Sultan Süleyman'ın adaletini gösterir çok ünlü bir hikayesi vardır.”Bir gün iki kadın getirdiler Süleyman Peygamber'in huzuruna; İki anne ve bir de bebek. İkisi de bebeğin kendilerinin olduğunu iddia ediyordu. Meseleye ışık tutacak ne bir şahit ne de bir delil vardı. Mahkeme salonundakiler başlarını öne eğmişler krallarının bu işin içinden nasıl çıkacağını merakla bekliyorlardı.
Hz.Süleyman bir an sessiz kaldıktan sonra ayağa kalktı ve celladın tez huzuruna çağırılmasını emretti.

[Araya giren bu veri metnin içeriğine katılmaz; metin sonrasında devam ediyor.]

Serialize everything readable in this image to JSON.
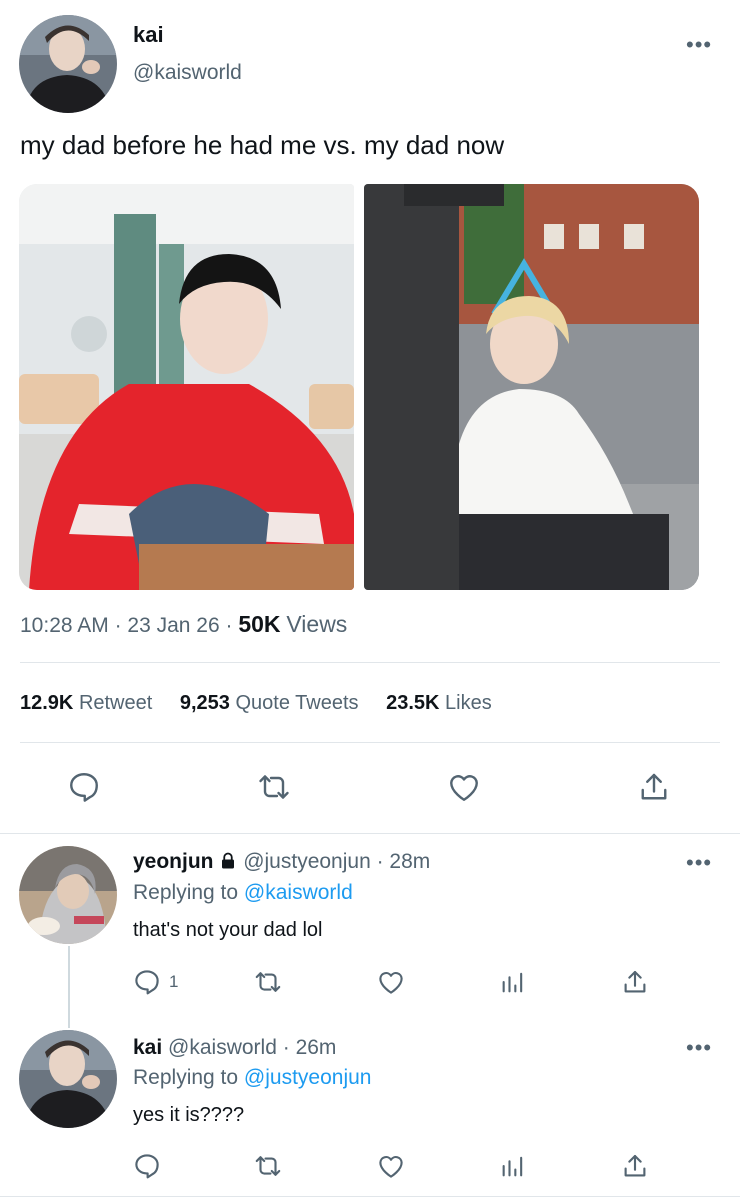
{
  "tweet": {
    "author_name": "kai",
    "author_handle": "@kaisworld",
    "text": "my dad before he had me vs. my dad now",
    "time": "10:28 AM",
    "date": "23 Jan 26",
    "views_count": "50K",
    "views_label": "Views",
    "retweets_count": "12.9K",
    "retweets_label": "Retweet",
    "quotes_count": "9,253",
    "quotes_label": "Quote Tweets",
    "likes_count": "23.5K",
    "likes_label": "Likes"
  },
  "replies": [
    {
      "author_name": "yeonjun",
      "author_handle": "@justyeonjun",
      "time": "· 28m",
      "replying_prefix": "Replying to",
      "replying_to": "@kaisworld",
      "text": "that's not your dad lol",
      "reply_count": "1",
      "protected": true
    },
    {
      "author_name": "kai",
      "author_handle": "@kaisworld",
      "time": "· 26m",
      "replying_prefix": "Replying to",
      "replying_to": "@justyeonjun",
      "text": "yes it is????",
      "reply_count": ""
    }
  ],
  "icons": [
    "more-icon",
    "reply-icon",
    "retweet-icon",
    "like-icon",
    "share-icon",
    "analytics-icon",
    "lock-icon"
  ],
  "colors": {
    "link": "#1d9bf0",
    "secondary_text": "#536471",
    "divider": "#e1e6ea"
  }
}
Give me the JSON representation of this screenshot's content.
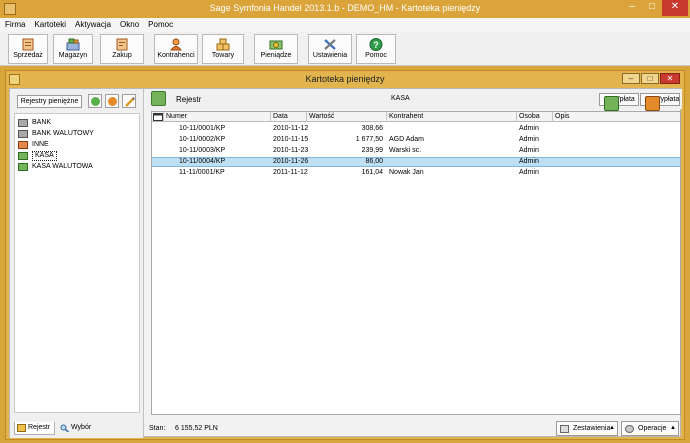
{
  "window": {
    "title": "Sage Symfonia Handel 2013.1.b - DEMO_HM - Kartoteka pieniędzy",
    "min_glyph": "–",
    "max_glyph": "□",
    "close_glyph": "✕"
  },
  "menu": [
    "Firma",
    "Kartoteki",
    "Aktywacja",
    "Okno",
    "Pomoc"
  ],
  "toolbar": [
    {
      "label": "Sprzedaż",
      "icon": "sales-document-icon",
      "color": "#d8833a"
    },
    {
      "label": "Magazyn",
      "icon": "warehouse-icon",
      "color": "#6c8fc4"
    },
    {
      "label": "Zakup",
      "icon": "purchase-document-icon",
      "color": "#d8833a"
    },
    {
      "label": "Kontrahenci",
      "icon": "contractor-person-icon",
      "color": "#e0792a"
    },
    {
      "label": "Towary",
      "icon": "goods-boxes-icon",
      "color": "#e3a23d"
    },
    {
      "label": "Pieniądze",
      "icon": "money-icon",
      "color": "#5aa34a"
    },
    {
      "label": "Ustawienia",
      "icon": "settings-tools-icon",
      "color": "#3a6fc0"
    },
    {
      "label": "Pomoc",
      "icon": "help-icon",
      "color": "#2e9d4b"
    }
  ],
  "child": {
    "title": "Kartoteka pieniędzy",
    "min_glyph": "–",
    "max_glyph": "□",
    "close_glyph": "✕"
  },
  "left": {
    "registers_button": "Rejestry pieniężne",
    "tree": [
      {
        "label": "BANK",
        "icon": "bank-icon",
        "selected": false
      },
      {
        "label": "BANK WALUTOWY",
        "icon": "bank-icon",
        "selected": false
      },
      {
        "label": "INNE",
        "icon": "other-register-icon",
        "selected": false
      },
      {
        "label": "KASA",
        "icon": "cash-register-icon",
        "selected": true
      },
      {
        "label": "KASA WALUTOWA",
        "icon": "cash-register-icon",
        "selected": false
      }
    ],
    "tabs": [
      {
        "label": "Rejestr",
        "icon": "folder-icon"
      },
      {
        "label": "Wybór",
        "icon": "search-icon"
      }
    ]
  },
  "right": {
    "header_label": "Rejestr",
    "register_name": "KASA",
    "buttons": {
      "wplata": "Wpłata",
      "wyplata": "Wypłata"
    },
    "columns": [
      "Numer",
      "Data",
      "Wartość",
      "Kontrahent",
      "Osoba",
      "Opis"
    ],
    "rows": [
      {
        "numer": "10-11/0001/KP",
        "data": "2010-11-12",
        "wartosc": "308,66",
        "kontrahent": "",
        "osoba": "Admin",
        "opis": "",
        "selected": false
      },
      {
        "numer": "10-11/0002/KP",
        "data": "2010-11-15",
        "wartosc": "1 677,50",
        "kontrahent": "AGD Adam",
        "osoba": "Admin",
        "opis": "",
        "selected": false
      },
      {
        "numer": "10-11/0003/KP",
        "data": "2010-11-23",
        "wartosc": "239,99",
        "kontrahent": "Warski sc.",
        "osoba": "Admin",
        "opis": "",
        "selected": false
      },
      {
        "numer": "10-11/0004/KP",
        "data": "2010-11-26",
        "wartosc": "86,00",
        "kontrahent": "",
        "osoba": "Admin",
        "opis": "",
        "selected": true
      },
      {
        "numer": "11-11/0001/KP",
        "data": "2011-11-12",
        "wartosc": "161,04",
        "kontrahent": "Nowak Jan",
        "osoba": "Admin",
        "opis": "",
        "selected": false
      }
    ],
    "footer": {
      "stan_label": "Stan:",
      "stan_value": "6 155,52 PLN",
      "zestawienia": "Zestawienia",
      "operacje": "Operacje"
    }
  },
  "colors": {
    "frame": "#d9a63b",
    "selection": "#bfe0f4",
    "close": "#c8392e"
  }
}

Sonra kadınlara döndü ve bebeği tutan kadının kucağından kundaktaki bebeğin alınmasını işaret ederek hükmünü açıkladı;
-"Madem aranızda anlaşamıyorsunuz ve ikinizin de iddiasının aksini ispat etmek mümkün değil, bebeği tam ortadan ikiye böleceğiz, ikinize de birer yarısı verilecektir!". Kucağından bebeği alınan kadın öfkeli bir bakış fırlattı ötekine ve mecburen razı olduğunu belirtircesine salladı kafasını.
Diğer kadın ise hıçkırıklara boğularak atıldı bir anda Kral Süleyman'ın ayaklarına;
-"Yalvarırım yapmayın, ben annelik hakkımdan vazgeçiyorum, tamam, arkadaşıma verilsin bebek, razıyım, yeter ki yaşasın, ne olur bir zarar gelmesin yavrucağın tek bir kılına..".
Süleyman usulca gülümsedi, bebeğin, ayaklarına kapanan kadına verilmesini emretti hemen; ancak seven, gerçek bir anne böyle davranırdı.
Mesele müthiş bir şekilde çözülmüştü. “

Evladını sevmek demek, yeri geldiğinde kendi hırslarımızdan, düşmanlıklarımızdan arınarak saf sevgiyi ona hissettirmek demektir.
En kötüsü ise çocuğu fiziksel olmasa da duygusal olarak ikiye bölmek ve ona kötü çocukluk anıları bırakmaktır. Çünkü ancak çocukluğunu doya doya yaşayan çocuklar gelecekte mutlu bireylere dönüşecektir. Unutulmamalıdır ki çocuklar dünyanın en büyük servetidir.